3. It’s not all or nothing

“This media we call social is anything but, when we open our computers and it’s our doors we shut.

What bothers me most about this video isn’t the point that people miss out on the “real world” because they’re consumed by their “digital worlds” – it’s that all people miss out all the time.The video seems to imply an ultimatum: either have technology or have relationships, but both is impossible.

“I can’t stand to hear the silence of a busy commuter train, when no one wants to talk for the fear of looking insane.”

I took public transportation all the time before the age of the smart phone – and if you randomly started babbling to a stranger, you were insane regardless of who was or wasn’t plugged into their Walkmans. But on the flip side, if I wanted to talk to a hottie on the street, him looking at his phone probably wouldn’t stop me (if I weren’t married, of course).

In fact, in my experience media has served as an excuse to talk to people I otherwise wouldn’t have. Just yesterday I was running in the park and a woman stopped me and asked me to take her photo. She told me all about the guy she was going to send it to. A few months ago, when I was on my lunch break reading on my Kindle, a guy stopped to tell me about the new e-reader he just bought. Of course none of these engagements turned into long-lasting friendships, but I don’t think they would’ve happened at all without technology.

But most importantly, the video ignores the good that social media can do to build relationships. Shortly after I started dating my husband, he went to China for the summer. Skype allowed us to talk every day, to keep our relationship alive in those critical early stages.

“Be there for your friends and they’ll be there too, but no one will be if a group message will do.”

My friends and I use group text and Facebook messages several times a week to make plans. There are 8+ of us, and we manage to get together on a regular basis. Do you know how difficult that would be if only one person could call another person at a time? The chances that we’d all get to be together as often as we are are slim.

And then there are those Facebook “friends” who you lost touch with long ago. Well, a little while ago I saw an old friend now lives in Atlanta. We’re having dinner on Sunday. Without Facebook, I may never have known we were living in the same city again after all these years.

Of course, these are just mundane examples from my daily life. Truly amazing things have happened – are happening – on social media that enhance real relationships in ways that have never before been possible. Like this father who filmed his daughter every week for 14 years. Imagine the bond they must have formed, how much he must love her to undertake such a project. Or this woman, who turned to Facebook to find her birth mother and in a beautiful moment of understanding, offered her forgiveness for leaving her on the steps of a church as a baby.
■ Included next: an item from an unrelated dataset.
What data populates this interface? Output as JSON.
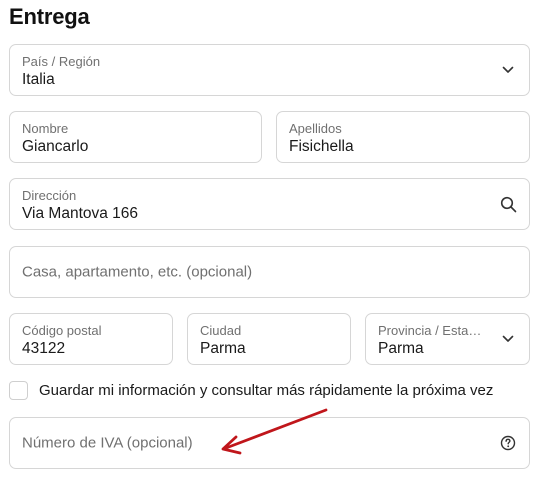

My point is that giving up media isn’t going to make your life better – in fact, you might be missing out on some valuable real-world experiences if you don’t find a way to balance technology with your relationships.

4. It’s not going to change any time soon

This goes back to my first point – people have been freaking out over technology for decades, and they’re not going to stop any time soon. With the introduction of Google Glass and other smart, wearable devices (watches, contact lenses, jewelry) on the horizon, it may not be long until we find ourselves saying, “What happened to those good old days when people would send a nice text message?”

At the end of the video, an old man stares at photos on his wall of his family throughout the years – a life lived right, we’re supposed to think. But almost as ironic as the fact that a viral video is preaching against, well, viral videos, is that this man is using one of the first mediums to reflect on the memories that mattered most to him.

You stop what you’re doing to take a photo of a moment you want to capture – whether it’s using a camera with film you’ll develop in a dark room or your smart phone. Regardless, you’re choosing to take an emotional moment that has value to you and turn it into something visceral you can hold onto forever. That, I hope, will never change.